TJMG 3451777-94.2025.8.13.0000
CIVILEMENTA: <AGRAVO DE INSTRUMENTO - GRATUIDADE DA JUSTIÇA - RECOLHIMENTO DO PREPARO RECURSAL - ATO INCOMPATÍVEL COM A ALEGAÇÃO DE HIPOSSUFICIÊNCIA FINANCEIRA - INDEFERIMENTO - MÉRITO - DIREITO SUCESSÓRIO - INVENTÁRIO JUDICIAL -INCOMPETÊNCIA DO JUÍZO - INVENTÁRIO EXTRAJUDICIAL REALIZADO POSTERIORMENTE AO AJUIZAMENTO DO INVENTÁRIO JUDICIAL - EXISTÊNCIA DE LITÍGIO SUCESSÓRIO - AÇÃO AUTÔNOMA DE RECONHECIMENTO DE PATERNIDADE SOCIOAFETIVA POST MORTEM - SUSPENSÃO DO INVENTÁRIO - AVERBAÇÃO DE INDISPONIBILIDADE DO IMÓVEL - MEDIDAS ACAUTELATÓRIAS - PROPORCIONALIDADE E REVERSIBILIDADE- MANUTENÇÃO DA DECISÃO AGRAVADA.

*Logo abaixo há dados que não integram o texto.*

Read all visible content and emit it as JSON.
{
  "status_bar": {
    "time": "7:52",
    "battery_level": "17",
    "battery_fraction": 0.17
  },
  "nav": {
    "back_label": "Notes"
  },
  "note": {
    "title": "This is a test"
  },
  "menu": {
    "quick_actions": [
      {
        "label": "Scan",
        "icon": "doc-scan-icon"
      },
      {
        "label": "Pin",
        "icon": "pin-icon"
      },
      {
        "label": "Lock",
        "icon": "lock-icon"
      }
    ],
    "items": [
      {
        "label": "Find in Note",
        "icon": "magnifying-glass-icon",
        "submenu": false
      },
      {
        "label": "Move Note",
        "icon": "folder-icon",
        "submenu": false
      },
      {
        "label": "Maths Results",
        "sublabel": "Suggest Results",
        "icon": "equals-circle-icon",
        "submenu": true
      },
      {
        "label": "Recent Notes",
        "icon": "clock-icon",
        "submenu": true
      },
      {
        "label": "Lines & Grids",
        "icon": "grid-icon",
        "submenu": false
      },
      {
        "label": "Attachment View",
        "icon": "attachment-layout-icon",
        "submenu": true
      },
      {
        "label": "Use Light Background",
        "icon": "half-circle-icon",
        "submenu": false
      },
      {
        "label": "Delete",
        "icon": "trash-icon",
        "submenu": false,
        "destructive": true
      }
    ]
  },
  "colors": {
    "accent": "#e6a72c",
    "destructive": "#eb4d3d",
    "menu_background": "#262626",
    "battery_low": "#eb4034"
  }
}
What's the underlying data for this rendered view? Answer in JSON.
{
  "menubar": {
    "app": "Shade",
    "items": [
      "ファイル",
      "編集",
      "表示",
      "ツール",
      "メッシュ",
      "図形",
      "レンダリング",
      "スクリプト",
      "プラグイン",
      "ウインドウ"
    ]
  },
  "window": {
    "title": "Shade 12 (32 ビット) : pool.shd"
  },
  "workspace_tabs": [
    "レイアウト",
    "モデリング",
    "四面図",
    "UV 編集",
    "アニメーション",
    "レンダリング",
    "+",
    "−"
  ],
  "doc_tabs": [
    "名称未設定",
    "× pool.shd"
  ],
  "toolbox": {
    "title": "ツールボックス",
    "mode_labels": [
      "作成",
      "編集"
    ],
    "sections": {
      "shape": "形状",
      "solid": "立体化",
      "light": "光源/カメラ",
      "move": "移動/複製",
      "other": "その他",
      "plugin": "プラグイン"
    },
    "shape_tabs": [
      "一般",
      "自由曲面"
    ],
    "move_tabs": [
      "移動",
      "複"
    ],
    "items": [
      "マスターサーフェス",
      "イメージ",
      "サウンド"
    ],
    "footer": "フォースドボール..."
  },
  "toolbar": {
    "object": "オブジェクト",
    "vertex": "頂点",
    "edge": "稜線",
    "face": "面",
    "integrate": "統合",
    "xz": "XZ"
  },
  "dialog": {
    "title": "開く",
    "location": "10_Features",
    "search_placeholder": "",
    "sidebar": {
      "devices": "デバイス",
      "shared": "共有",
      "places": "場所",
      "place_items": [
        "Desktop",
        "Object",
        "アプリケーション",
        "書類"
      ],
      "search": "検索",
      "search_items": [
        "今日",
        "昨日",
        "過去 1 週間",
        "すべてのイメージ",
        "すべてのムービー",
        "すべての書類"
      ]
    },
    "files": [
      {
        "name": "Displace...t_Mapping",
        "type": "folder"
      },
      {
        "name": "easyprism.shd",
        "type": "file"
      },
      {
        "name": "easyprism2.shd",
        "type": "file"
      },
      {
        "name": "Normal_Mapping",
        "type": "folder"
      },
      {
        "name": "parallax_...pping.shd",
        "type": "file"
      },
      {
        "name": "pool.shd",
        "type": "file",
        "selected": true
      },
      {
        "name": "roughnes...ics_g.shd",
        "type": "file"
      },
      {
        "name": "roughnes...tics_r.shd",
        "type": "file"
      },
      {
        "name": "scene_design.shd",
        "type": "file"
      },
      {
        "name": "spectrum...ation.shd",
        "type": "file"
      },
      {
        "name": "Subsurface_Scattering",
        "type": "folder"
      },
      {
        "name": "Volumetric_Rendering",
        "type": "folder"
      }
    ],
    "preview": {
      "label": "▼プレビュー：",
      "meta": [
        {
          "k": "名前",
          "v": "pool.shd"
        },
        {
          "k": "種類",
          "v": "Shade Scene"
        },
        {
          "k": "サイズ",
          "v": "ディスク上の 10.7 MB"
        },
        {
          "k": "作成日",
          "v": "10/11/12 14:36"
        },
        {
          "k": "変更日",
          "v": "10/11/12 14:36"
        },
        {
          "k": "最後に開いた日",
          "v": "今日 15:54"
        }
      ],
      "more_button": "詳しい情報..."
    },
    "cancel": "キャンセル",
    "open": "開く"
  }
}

O recolhimento do preparo recursal corresponde a ato incompatível com a alegação de insuficiência de recursos, motivo pelo qual deve ser o benefício da gratuidade da justiça indeferido.
Nos termos do art. 615 do Código de Processo Civil, detém legitimidade para o ajuizamento do inventário aquele que exerce a posse direta de bem integrante do acervo hereditário.
Evidenciado que o inventário judicial foi ajuizado anteriormente à instauração e conclusão do inventário extrajudicial, bem como que as agravantes tinham ciência da controvérsia sucessória instaurada, notadamente da ação de reconhecimento de paternidade socioafetiva post mortem, não há que se falar em afronta ao ato jurídico perfeito ou à segurança jurídica.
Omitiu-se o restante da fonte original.